PP is about identifying and living a fuller life. Recovery literature (Gorski, 1996, Steen, 1993, & Bowen, Chawla, & Marlatt 2011) supports the building of a more enriching, meaningful and engaged life as a path to healing. PP offers an important voice in the recovery movement, a non-pathologizing and affirming theory that honestly addresses pain and suffering while providing practical strategies that guide a person to build increasing mastery in their personal lives.
The research in the PP addiction recovery field is not significant. Several studies were identified that demonstrate the efficacy of PP in working with addiction recovery.
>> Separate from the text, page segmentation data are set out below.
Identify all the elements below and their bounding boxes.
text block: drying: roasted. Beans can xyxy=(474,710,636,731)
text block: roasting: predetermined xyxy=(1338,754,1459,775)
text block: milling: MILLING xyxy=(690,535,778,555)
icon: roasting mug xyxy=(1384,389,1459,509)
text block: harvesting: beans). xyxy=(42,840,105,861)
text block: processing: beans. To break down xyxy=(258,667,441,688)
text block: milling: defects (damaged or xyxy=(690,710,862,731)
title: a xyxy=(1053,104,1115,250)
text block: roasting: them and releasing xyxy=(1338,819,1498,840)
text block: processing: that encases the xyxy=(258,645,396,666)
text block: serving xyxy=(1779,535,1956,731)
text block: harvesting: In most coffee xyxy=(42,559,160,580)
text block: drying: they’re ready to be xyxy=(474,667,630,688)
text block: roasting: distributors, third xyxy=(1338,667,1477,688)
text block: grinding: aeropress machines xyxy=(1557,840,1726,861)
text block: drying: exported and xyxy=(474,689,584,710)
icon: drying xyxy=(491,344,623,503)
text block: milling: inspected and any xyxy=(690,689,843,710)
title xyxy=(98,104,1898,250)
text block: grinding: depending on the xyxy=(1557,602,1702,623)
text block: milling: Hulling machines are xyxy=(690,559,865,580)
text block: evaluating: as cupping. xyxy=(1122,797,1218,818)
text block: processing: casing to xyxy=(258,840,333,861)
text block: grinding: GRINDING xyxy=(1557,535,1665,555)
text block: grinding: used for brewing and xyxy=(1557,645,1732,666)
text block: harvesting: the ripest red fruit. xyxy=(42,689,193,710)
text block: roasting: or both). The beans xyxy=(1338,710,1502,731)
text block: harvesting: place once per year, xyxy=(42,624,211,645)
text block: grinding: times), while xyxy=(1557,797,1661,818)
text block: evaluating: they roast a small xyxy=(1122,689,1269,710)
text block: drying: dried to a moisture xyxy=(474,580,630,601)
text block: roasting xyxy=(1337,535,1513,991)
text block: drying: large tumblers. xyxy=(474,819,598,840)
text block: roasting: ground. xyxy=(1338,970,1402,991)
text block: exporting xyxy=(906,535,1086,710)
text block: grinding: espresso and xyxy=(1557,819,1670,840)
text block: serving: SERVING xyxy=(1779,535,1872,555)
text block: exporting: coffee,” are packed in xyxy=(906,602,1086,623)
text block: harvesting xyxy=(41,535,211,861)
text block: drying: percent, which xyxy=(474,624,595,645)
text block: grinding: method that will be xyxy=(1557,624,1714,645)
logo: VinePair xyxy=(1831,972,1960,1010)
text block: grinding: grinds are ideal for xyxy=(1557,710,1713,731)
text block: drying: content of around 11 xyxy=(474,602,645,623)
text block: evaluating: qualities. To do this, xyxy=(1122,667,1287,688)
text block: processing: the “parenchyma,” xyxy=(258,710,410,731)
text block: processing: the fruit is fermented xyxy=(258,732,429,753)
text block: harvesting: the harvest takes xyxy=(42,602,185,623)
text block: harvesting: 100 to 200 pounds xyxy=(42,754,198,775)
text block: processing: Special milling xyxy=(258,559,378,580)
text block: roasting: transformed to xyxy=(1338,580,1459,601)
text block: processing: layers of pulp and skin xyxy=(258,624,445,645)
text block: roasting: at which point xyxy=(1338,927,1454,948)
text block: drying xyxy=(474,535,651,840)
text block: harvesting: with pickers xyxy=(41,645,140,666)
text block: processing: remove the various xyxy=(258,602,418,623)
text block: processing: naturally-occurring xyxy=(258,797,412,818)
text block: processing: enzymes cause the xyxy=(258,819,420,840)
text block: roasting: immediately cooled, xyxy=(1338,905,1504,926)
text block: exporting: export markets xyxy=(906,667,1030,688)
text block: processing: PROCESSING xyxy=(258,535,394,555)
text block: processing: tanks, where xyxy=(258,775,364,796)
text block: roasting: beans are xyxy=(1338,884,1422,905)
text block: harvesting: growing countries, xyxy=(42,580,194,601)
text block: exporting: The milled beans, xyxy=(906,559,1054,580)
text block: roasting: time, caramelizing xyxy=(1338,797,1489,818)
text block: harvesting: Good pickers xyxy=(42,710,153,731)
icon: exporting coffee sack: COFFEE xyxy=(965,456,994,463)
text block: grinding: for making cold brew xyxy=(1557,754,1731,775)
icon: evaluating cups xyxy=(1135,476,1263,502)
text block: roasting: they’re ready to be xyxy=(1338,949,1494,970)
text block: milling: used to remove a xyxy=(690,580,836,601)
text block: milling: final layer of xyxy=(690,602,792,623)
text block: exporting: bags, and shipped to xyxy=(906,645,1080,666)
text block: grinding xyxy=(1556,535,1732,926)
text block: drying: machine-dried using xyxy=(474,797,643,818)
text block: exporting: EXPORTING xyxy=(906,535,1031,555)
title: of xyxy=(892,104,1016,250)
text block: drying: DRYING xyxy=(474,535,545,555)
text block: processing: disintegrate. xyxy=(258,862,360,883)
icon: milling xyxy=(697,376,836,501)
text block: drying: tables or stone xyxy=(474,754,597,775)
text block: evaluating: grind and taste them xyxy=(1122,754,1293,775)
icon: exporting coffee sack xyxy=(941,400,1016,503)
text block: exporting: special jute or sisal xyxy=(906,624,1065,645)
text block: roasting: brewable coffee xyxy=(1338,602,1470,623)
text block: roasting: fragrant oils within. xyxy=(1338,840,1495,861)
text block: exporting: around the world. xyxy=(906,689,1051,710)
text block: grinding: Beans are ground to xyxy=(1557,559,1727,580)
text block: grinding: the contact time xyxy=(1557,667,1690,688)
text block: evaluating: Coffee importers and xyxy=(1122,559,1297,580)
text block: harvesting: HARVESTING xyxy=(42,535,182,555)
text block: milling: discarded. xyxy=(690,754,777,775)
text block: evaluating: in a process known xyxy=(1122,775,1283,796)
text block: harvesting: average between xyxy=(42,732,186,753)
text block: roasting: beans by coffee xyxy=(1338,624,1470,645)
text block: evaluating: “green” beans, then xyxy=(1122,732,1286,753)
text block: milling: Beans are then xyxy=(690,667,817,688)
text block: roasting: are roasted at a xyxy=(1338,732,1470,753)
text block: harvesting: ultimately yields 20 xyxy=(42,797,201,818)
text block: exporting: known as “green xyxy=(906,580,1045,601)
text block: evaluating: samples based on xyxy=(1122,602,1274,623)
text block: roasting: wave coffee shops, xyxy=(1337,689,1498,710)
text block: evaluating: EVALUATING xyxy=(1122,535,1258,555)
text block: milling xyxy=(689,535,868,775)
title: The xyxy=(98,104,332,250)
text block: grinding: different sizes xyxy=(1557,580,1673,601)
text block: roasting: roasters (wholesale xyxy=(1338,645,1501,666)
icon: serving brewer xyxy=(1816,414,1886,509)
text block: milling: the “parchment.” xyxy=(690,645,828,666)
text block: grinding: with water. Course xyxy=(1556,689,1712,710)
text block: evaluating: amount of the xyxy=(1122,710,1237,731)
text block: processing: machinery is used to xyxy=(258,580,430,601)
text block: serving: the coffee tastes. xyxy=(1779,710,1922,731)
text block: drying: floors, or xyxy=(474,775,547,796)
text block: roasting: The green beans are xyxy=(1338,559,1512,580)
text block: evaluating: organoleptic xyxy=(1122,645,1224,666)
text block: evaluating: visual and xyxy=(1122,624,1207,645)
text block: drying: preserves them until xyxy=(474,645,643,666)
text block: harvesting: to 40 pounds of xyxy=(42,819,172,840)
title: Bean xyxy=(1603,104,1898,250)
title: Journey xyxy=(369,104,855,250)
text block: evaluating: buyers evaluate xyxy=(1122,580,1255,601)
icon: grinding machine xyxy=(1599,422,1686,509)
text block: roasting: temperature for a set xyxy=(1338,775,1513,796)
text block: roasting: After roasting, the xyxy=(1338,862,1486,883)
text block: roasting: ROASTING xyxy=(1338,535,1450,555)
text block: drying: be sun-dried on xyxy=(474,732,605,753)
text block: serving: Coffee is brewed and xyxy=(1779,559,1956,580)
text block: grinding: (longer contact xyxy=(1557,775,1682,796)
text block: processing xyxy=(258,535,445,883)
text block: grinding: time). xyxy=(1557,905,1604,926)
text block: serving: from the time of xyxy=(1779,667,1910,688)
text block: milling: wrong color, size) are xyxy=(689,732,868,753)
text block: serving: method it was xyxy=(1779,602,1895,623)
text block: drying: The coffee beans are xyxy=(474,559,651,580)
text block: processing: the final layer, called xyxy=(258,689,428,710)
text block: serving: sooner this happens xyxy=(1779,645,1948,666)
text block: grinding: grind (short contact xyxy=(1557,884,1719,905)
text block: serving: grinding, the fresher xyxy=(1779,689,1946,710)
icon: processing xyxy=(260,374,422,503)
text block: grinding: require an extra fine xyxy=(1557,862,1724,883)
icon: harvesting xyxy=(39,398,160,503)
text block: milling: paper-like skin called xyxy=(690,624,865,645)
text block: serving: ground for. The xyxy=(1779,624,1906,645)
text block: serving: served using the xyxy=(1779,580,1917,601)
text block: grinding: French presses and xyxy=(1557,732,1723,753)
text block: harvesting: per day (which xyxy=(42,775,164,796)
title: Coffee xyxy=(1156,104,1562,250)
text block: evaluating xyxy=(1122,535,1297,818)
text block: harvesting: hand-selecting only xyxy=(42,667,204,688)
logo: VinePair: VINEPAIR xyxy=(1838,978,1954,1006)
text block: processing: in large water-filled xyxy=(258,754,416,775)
The research demonstrates that improving “positive effect, optimism, hopefulness, emotional vitality, enjoyment of life predicts favorable outcomes in cases of heart disease, stroke and general morality” (Krentzman, 2013, p. 162). Resilience was a core trait of participants in the study by Mohatt, Rasmus, Thomas, Allen, Hazel, & Marlat (2007). Their study (Mohatt, et al.) highlights that change is unique to each person and often occurs after reflecting on consequences and the level of satisfaction with their lives, making intentional experiments with sobriety and learning from each relapse, and finally learning to rebuild a life outside of substance use, a theme common in PP. Seligman (2011) demonstrated the importance of optimism in the treatment of depression and Herrenkohl found that resilient children were marked by “positive self-esteem, ego-resilience, personal agency, low reactivity, high sociability, maintaining supportive relationships and gaining access to prosocial mentors; both individual characteristics and environmental influences” (2013, p. 191).
This paper discussed the PP model applied to addiction recovery. PP is a non-pathologizing model that compassionately engages a person where they are at, works to identify and enhance strengths, and to build a life apart from substance use. PP is not a “Pollyanna” model that ignores struggles or difficult diagnoses. Rather, it seeks to work with any diagnoses by broadening and building one’s life (Cohn & Fredrickson, 2009). PP also works with spiritual traditions as many of these enhance character strengths and virtues, which aid in addiction recovery.
A number of practical strategies were also discussed in the paper. Far from being exhaustive, this paper illustrates a number of strategies that can be applied to the addiction field. Readers are recommended to read the excellent paper by Krentzman (2013) as she highlights numerous PP strategies.